“If you get too hot, you’ll get polio”. That’s what momma said. This is what all the mommas said the summer of 1956. That is what my cousin Diane’s mother Aunt Lee said. Next thing you know, Diane had polio. She was whisked off to the hospital where none of us could go see her; polio was very contagious you see. We knew polio was real because our neighbor lived in an iron lung and we were frightened. Besides that our mommas mentioned it every time we went outside, which was everyday.
I can remember how it started. I was riding my bicycle way up on Nottingham when the headache began. My head hurt so bad I could hardly peddle by 20-inch bike. I don’t remember how I got home but I do remember my head drawing back and my mother screaming when she saw me. Polio. I had gotten too hot. My mother has never been good with medical emergencies so no telling how we got to the hospital. The doctor came in, took one look at me and ordered a spinal tap. Now a tap doesn’t sound like much, similar to a pat. That would be wrong. The spinal tap needle looked two feet long and it hurt like the dickens when they plunged it in to my spine. The tell-tale spinal fluid held the key to my future. That key fit in the door to my room at the Jackson Hospital. No visitors, one nurse per shift allowed in my room. My grandmother sent me two Ginny Dolls with several changes of clothes that amused me day and night.

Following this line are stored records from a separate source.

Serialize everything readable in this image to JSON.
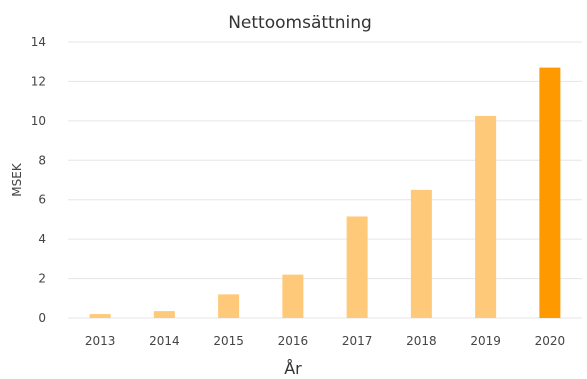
{
  "chart_data": {
    "type": "bar",
    "title": "Nettoomsättning",
    "xlabel": "År",
    "ylabel": "MSEK",
    "categories": [
      "2013",
      "2014",
      "2015",
      "2016",
      "2017",
      "2018",
      "2019",
      "2020"
    ],
    "values": [
      0.2,
      0.35,
      1.2,
      2.2,
      5.15,
      6.5,
      10.25,
      12.7
    ],
    "ylim": [
      0,
      14
    ],
    "yticks": [
      0,
      2,
      4,
      6,
      8,
      10,
      12,
      14
    ],
    "grid": true,
    "colors": {
      "bar": "#ffc97a",
      "highlight": "#ff9900"
    },
    "highlight_category": "2020"
  }
}
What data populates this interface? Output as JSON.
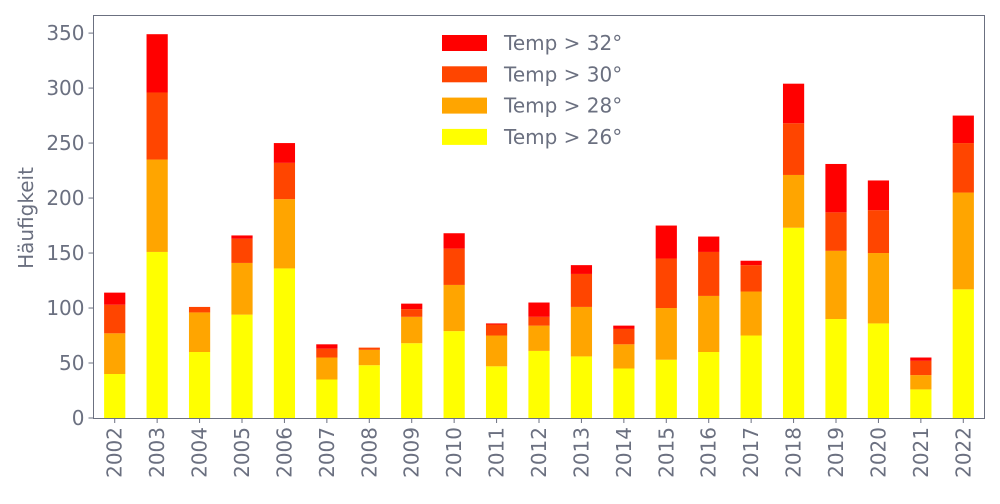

Momma had her hands full with my daddy being stationed in Texas in the Air Force, my brother Tim less than two, my brother Bob 13, and lo and behold if my aunt didn’t drop her kids off with for the summer. I guess that she was not concerned about the contagiousness of polio. Poor momma, trying to feed three extra children along with everything else on her plate. As Grandma used to say, “If it ain’t one damn thing, its another”.
Meanwhile I was stuck in the hospital while Bob and cousin Donny were home with the Whitman Samplers that concerned neighbors had sent. This is where I can track my mental problem I have with Whitman’s Samplers back to. I couldn’t have any outside food brought in to the hospital. Bob and Donny found they couldn’t resist the Whitman’s Sampler. I am sure that they did not intend to eat both boxes. I found most of the cream filled candy with a pin hole in the bottom, that way they could leave them looking virtually untouched in hopes that they would not get killed by momma when I started crying. Quite frankly, I never got over that. I have been known quite recently to hide my highly anticipated birthday Whitman Sampler in my underwear drawer and eat the whole thing myself. I eat the creamed filled centers last.